# Proving Segment Congruence | It All Adds Up

For necessary background information on this lesson, please click here.

Last time, we reviewed how to write a proof, and starting today, I’ll be sharing with you different purposes of writing proofs through basic geometry.

In Geometry class itself, we are about 3 chapters ahead of this, but given the importance of every postulate and theorem when writing proofs doesn’t allow for me to skip any content.

First off, let’s review what a postulate and a theorem are. You’ll see these terms many times over the coming months:

Postulate: a statement that is accepted without proof

Theorem: a statement that can be proved

Today, we’ll focus on something simple: proving line segments congruent. To start, let me teach you some new postulates and theorems:

Segment Addition Postulate: the idea that the sum of the measures of any two connected segments will equate to that of a larger angle

The Segment Addition Postulate states that segment AB + segment BC will equal segment AC.

Transitive Property: the idea that when two values are equal to each other, and another set of values are equal to each other, and one value is found in both, then the remaining two values are equal to each other

If a = b and b = c, then a = c.

Substitution Property: the idea that when one value is given to be equal to that of another value, then the two can be used interchangeably.

If a = b and a + d = c, then b + d = c.

We’ll use these, along with the other properties found in the previous edition, to write a proof.
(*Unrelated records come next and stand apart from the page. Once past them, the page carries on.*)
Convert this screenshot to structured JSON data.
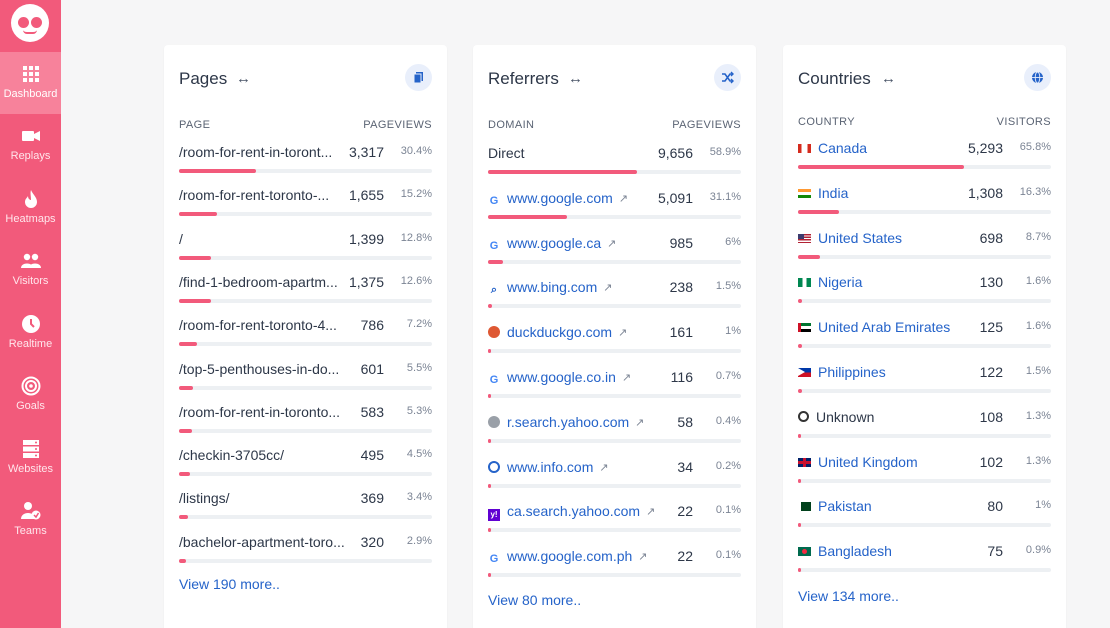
{
  "sidebar": {
    "items": [
      {
        "label": "Dashboard",
        "icon": "grid-icon",
        "active": true
      },
      {
        "label": "Replays",
        "icon": "video-icon",
        "active": false
      },
      {
        "label": "Heatmaps",
        "icon": "flame-icon",
        "active": false
      },
      {
        "label": "Visitors",
        "icon": "users-icon",
        "active": false
      },
      {
        "label": "Realtime",
        "icon": "clock-icon",
        "active": false
      },
      {
        "label": "Goals",
        "icon": "target-icon",
        "active": false
      },
      {
        "label": "Websites",
        "icon": "server-icon",
        "active": false
      },
      {
        "label": "Teams",
        "icon": "team-icon",
        "active": false
      }
    ]
  },
  "colors": {
    "accent": "#f25a7b",
    "link": "#2563c9",
    "track": "#edf0f3"
  },
  "pages": {
    "title": "Pages",
    "col_left": "PAGE",
    "col_right": "PAGEVIEWS",
    "rows": [
      {
        "label": "/room-for-rent-in-toront...",
        "value": "3,317",
        "pct": "30.4%",
        "fill": 0.304
      },
      {
        "label": "/room-for-rent-toronto-...",
        "value": "1,655",
        "pct": "15.2%",
        "fill": 0.152
      },
      {
        "label": "/",
        "value": "1,399",
        "pct": "12.8%",
        "fill": 0.128
      },
      {
        "label": "/find-1-bedroom-apartm...",
        "value": "1,375",
        "pct": "12.6%",
        "fill": 0.126
      },
      {
        "label": "/room-for-rent-toronto-4...",
        "value": "786",
        "pct": "7.2%",
        "fill": 0.072
      },
      {
        "label": "/top-5-penthouses-in-do...",
        "value": "601",
        "pct": "5.5%",
        "fill": 0.055
      },
      {
        "label": "/room-for-rent-in-toronto...",
        "value": "583",
        "pct": "5.3%",
        "fill": 0.053
      },
      {
        "label": "/checkin-3705cc/",
        "value": "495",
        "pct": "4.5%",
        "fill": 0.045
      },
      {
        "label": "/listings/",
        "value": "369",
        "pct": "3.4%",
        "fill": 0.034
      },
      {
        "label": "/bachelor-apartment-toro...",
        "value": "320",
        "pct": "2.9%",
        "fill": 0.029
      }
    ],
    "view_more": "View 190 more.."
  },
  "referrers": {
    "title": "Referrers",
    "col_left": "DOMAIN",
    "col_right": "PAGEVIEWS",
    "rows": [
      {
        "label": "Direct",
        "value": "9,656",
        "pct": "58.9%",
        "fill": 0.589,
        "icon": "",
        "link": false
      },
      {
        "label": "www.google.com",
        "value": "5,091",
        "pct": "31.1%",
        "fill": 0.311,
        "icon": "google-icon",
        "link": true
      },
      {
        "label": "www.google.ca",
        "value": "985",
        "pct": "6%",
        "fill": 0.06,
        "icon": "google-icon",
        "link": true
      },
      {
        "label": "www.bing.com",
        "value": "238",
        "pct": "1.5%",
        "fill": 0.015,
        "icon": "bing-icon",
        "link": true
      },
      {
        "label": "duckduckgo.com",
        "value": "161",
        "pct": "1%",
        "fill": 0.01,
        "icon": "duckduckgo-icon",
        "link": true
      },
      {
        "label": "www.google.co.in",
        "value": "116",
        "pct": "0.7%",
        "fill": 0.007,
        "icon": "google-icon",
        "link": true
      },
      {
        "label": "r.search.yahoo.com",
        "value": "58",
        "pct": "0.4%",
        "fill": 0.004,
        "icon": "yahoo-search-icon",
        "link": true
      },
      {
        "label": "www.info.com",
        "value": "34",
        "pct": "0.2%",
        "fill": 0.002,
        "icon": "info-icon",
        "link": true
      },
      {
        "label": "ca.search.yahoo.com",
        "value": "22",
        "pct": "0.1%",
        "fill": 0.001,
        "icon": "yahoo-icon",
        "link": true
      },
      {
        "label": "www.google.com.ph",
        "value": "22",
        "pct": "0.1%",
        "fill": 0.001,
        "icon": "google-icon",
        "link": true
      }
    ],
    "view_more": "View 80 more.."
  },
  "countries": {
    "title": "Countries",
    "col_left": "COUNTRY",
    "col_right": "VISITORS",
    "rows": [
      {
        "label": "Canada",
        "value": "5,293",
        "pct": "65.8%",
        "fill": 0.658,
        "flag": "ca",
        "link": true
      },
      {
        "label": "India",
        "value": "1,308",
        "pct": "16.3%",
        "fill": 0.163,
        "flag": "in",
        "link": true
      },
      {
        "label": "United States",
        "value": "698",
        "pct": "8.7%",
        "fill": 0.087,
        "flag": "us",
        "link": true
      },
      {
        "label": "Nigeria",
        "value": "130",
        "pct": "1.6%",
        "fill": 0.016,
        "flag": "ng",
        "link": true
      },
      {
        "label": "United Arab Emirates",
        "value": "125",
        "pct": "1.6%",
        "fill": 0.016,
        "flag": "ae",
        "link": true
      },
      {
        "label": "Philippines",
        "value": "122",
        "pct": "1.5%",
        "fill": 0.015,
        "flag": "ph",
        "link": true
      },
      {
        "label": "Unknown",
        "value": "108",
        "pct": "1.3%",
        "fill": 0.013,
        "flag": "unknown",
        "link": false
      },
      {
        "label": "United Kingdom",
        "value": "102",
        "pct": "1.3%",
        "fill": 0.013,
        "flag": "gb",
        "link": true
      },
      {
        "label": "Pakistan",
        "value": "80",
        "pct": "1%",
        "fill": 0.01,
        "flag": "pk",
        "link": true
      },
      {
        "label": "Bangladesh",
        "value": "75",
        "pct": "0.9%",
        "fill": 0.009,
        "flag": "bd",
        "link": true
      }
    ],
    "view_more": "View 134 more.."
  }
}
Here’s what we’re given, and what we’re told to prove:

We use those vertical tick marks to show that those two segments are congruent.

Let’s think this through. Make a plan for your proof – in this case, we are going to use the Segment Addition postulate to show that AB and BC make AC, and that it is congruent to BD. We already know that the outer segments are congruent, so we need to show that each outer segment plus the inner segment is equal to the other. In order to do this, we’ll need to show that the interior segment is congruent to itself, using the Reflexive POE. Then, using a bit of Algebra and the Substitution Property, we’ll show that AC is equal to BD.

Here is the completed proof:

We start with the given, as always. Then, like I mentioned above, we use the Reflexive Property. While we already know that the segment is equal to itself, it’s important to state that when providing a logical way of thinking. Then, we use what we know to show that each segment that we are trying to prove is made up of two smaller segments. Taking the Given, we can add the value of BC to both sides using the Addition Property of Equality. Since we know that AC = AB + BC, we can substitute AC in for it, and the same for BD.

This is just one type of proof that can be created using these properties, and I also need you to remember that your proof can vary, as long as it still makes sense.

You have everything you need to craft your own proofs using these postulates using your own sense of logic. All I can say is, think it through.

Instead of the normal Quizlet, I’ll leave you with a few problems. See if you can craft your own proofs off of them. Draw it out- that often helps me.

• In a diagram, AB = 5 and BC = 6. Prove that AC = 11. *Hint: remember that the segments are connected by B.
• Given that RT = 5 and RS = 5, and that RT = RS. Prove that RS = TS. *Hint: remember that segments can extend in opposite directions, and the first letter in a segment name indicates the starting point.
• Given that 2AB = AC, prove that AB = BC.
• CHALLENGE: M is the midpoint of AB, and N is the midpoint of CD. Prove that AM = CM. (You won’t be able to solve this based on what we learned today. You might want to do some additional research, but we’ll be covering this kind of proof next time).

In January, we’ll discuss definitions and other aspects of proofs that will be vital no matter what you are trying to prove, along with more problems to prove and helpful tips for when writing them. Until then, have a great holiday!